More than any other village in Bali, Tenganan performs rituals on a daily basis, to guarantee the spiritual purity and balance of the entire community. The most popular by far and highlight of the fifth Tenganan month is the thrilling mekare-kare (shiled) pandanas fighting.

Battle for blood
On the second day of the Usaba Sambah even from June 13 to 15 each year, Tenganan’s excitement reaches an electric and infectious climax. The atmosphere is tense as hundreds of local and foreign visitors armed with cameras edge forwards. Each strains to witness open combat, Tenganan style – combat between pairs of male villagers, boys and men alike, each armed with rattan shields and strips of thorny pandanas leaf.

Steadily, the rhythmic melody of the ancient gamelan orchestra builds, together with shouts of encouragement, as one combatant after another drinks rice wine, or tuak, before pairing off for battle.

Thwak! Thwak!
This is no play fight. Males of all ages participate in mekare-kare combat – and the aim is to draw blood. When bleeding does occur, fighting is supposed to cease. But sometimes the head and fervor of the moment gain the upper hand, forcing elders to step in to separate combatants.

The fight’s main skill is in attacking and dodging. Attacking is done by scratching or hooking parts of the opponent’s body with strips of thorny pandanus leaf. Anything between the neck and the waist is considered fair game. By and large, most scratches occur on the back.

Remarkably, the fight’s rules demand blood. Fights averaging two-to-three minutes may take longer, because the referee won’t stop the fight until blood is drawn. Afterwards, injured parties are treated with traditional medicine called bareh, which repairs the skin in a matter of days.

Maintaining harmony
Villagers see this bloodletting ritual with no winners or losers as a healthy reinforcement of masculinity. Village elder, I Putu Suarjana, says that according to Tenganan tradition, the blood-letting helps maintain a harmonious village: “When someone is fighting in the mekare-kare, anger will rise within him. However as soon as the fight is over this anger will vanish involuntarily.”

As the males assert their virility, young girls reinforce their culture ties too, observing the combatants while wearing gringsing, family heirlooms handed down by generations.

Aside from these public displays of cultural continuity, other key actions are take to safeguard Tenganan, including limiting the spread of capitalism. When concerns arose that the integrity of the village was being eroded as more houses were used as shops, the village council decreed these be restored to their original structure.
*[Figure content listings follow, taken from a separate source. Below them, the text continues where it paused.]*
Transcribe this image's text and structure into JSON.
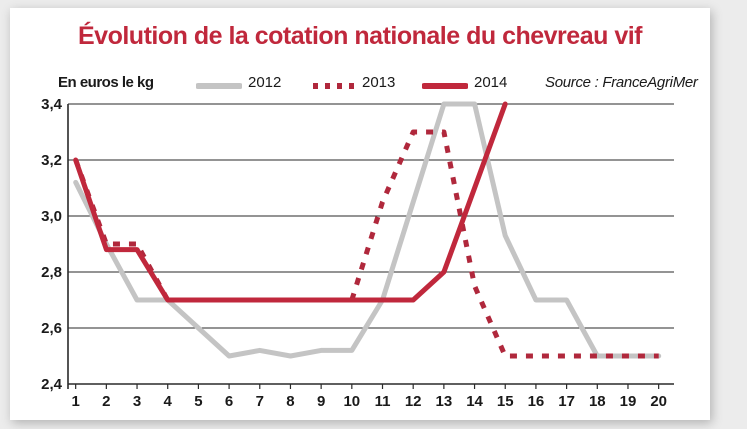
{
  "chart_data": {
    "type": "line",
    "title": "Évolution de la cotation nationale du chevreau vif",
    "ylabel": "En euros le kg",
    "source": "Source : FranceAgriMer",
    "x": [
      1,
      2,
      3,
      4,
      5,
      6,
      7,
      8,
      9,
      10,
      11,
      12,
      13,
      14,
      15,
      16,
      17,
      18,
      19,
      20
    ],
    "ylim": [
      2.4,
      3.4
    ],
    "yticks": [
      "2,4",
      "2,6",
      "2,8",
      "3,0",
      "3,2",
      "3,4"
    ],
    "xticks": [
      "1",
      "2",
      "3",
      "4",
      "5",
      "6",
      "7",
      "8",
      "9",
      "10",
      "11",
      "12",
      "13",
      "14",
      "15",
      "16",
      "17",
      "18",
      "19",
      "20"
    ],
    "grid": true,
    "legend": "top",
    "series": [
      {
        "name": "2012",
        "color": "#c4c4c4",
        "style": "solid",
        "values": [
          3.12,
          2.9,
          2.7,
          2.7,
          2.6,
          2.5,
          2.52,
          2.5,
          2.52,
          2.52,
          2.7,
          3.05,
          3.4,
          3.4,
          2.93,
          2.7,
          2.7,
          2.5,
          2.5,
          2.5
        ]
      },
      {
        "name": "2013",
        "color": "#b0283c",
        "style": "dotted",
        "values": [
          3.2,
          2.9,
          2.9,
          2.7,
          2.7,
          2.7,
          2.7,
          2.7,
          2.7,
          2.7,
          3.05,
          3.3,
          3.3,
          2.75,
          2.5,
          2.5,
          2.5,
          2.5,
          2.5,
          2.5
        ]
      },
      {
        "name": "2014",
        "color": "#c0283c",
        "style": "solid",
        "values": [
          3.2,
          2.88,
          2.88,
          2.7,
          2.7,
          2.7,
          2.7,
          2.7,
          2.7,
          2.7,
          2.7,
          2.7,
          2.8,
          3.1,
          3.4,
          null,
          null,
          null,
          null,
          null
        ]
      }
    ]
  }
}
I Nyoman Sadra, another village elder, explains: “Over the next few years, all our shops will have moved to the parking lot outside the front gate. But visitors will still be able to come into our homes where the old arts, including the making of gringsing are practiced.”

While acknowledging the outside world, Tenganan continues to draw its strength from its traditions. Parts of Bali may be radically transformed by tourism and change, but Tenganan village is intent on remaining an island unto itself.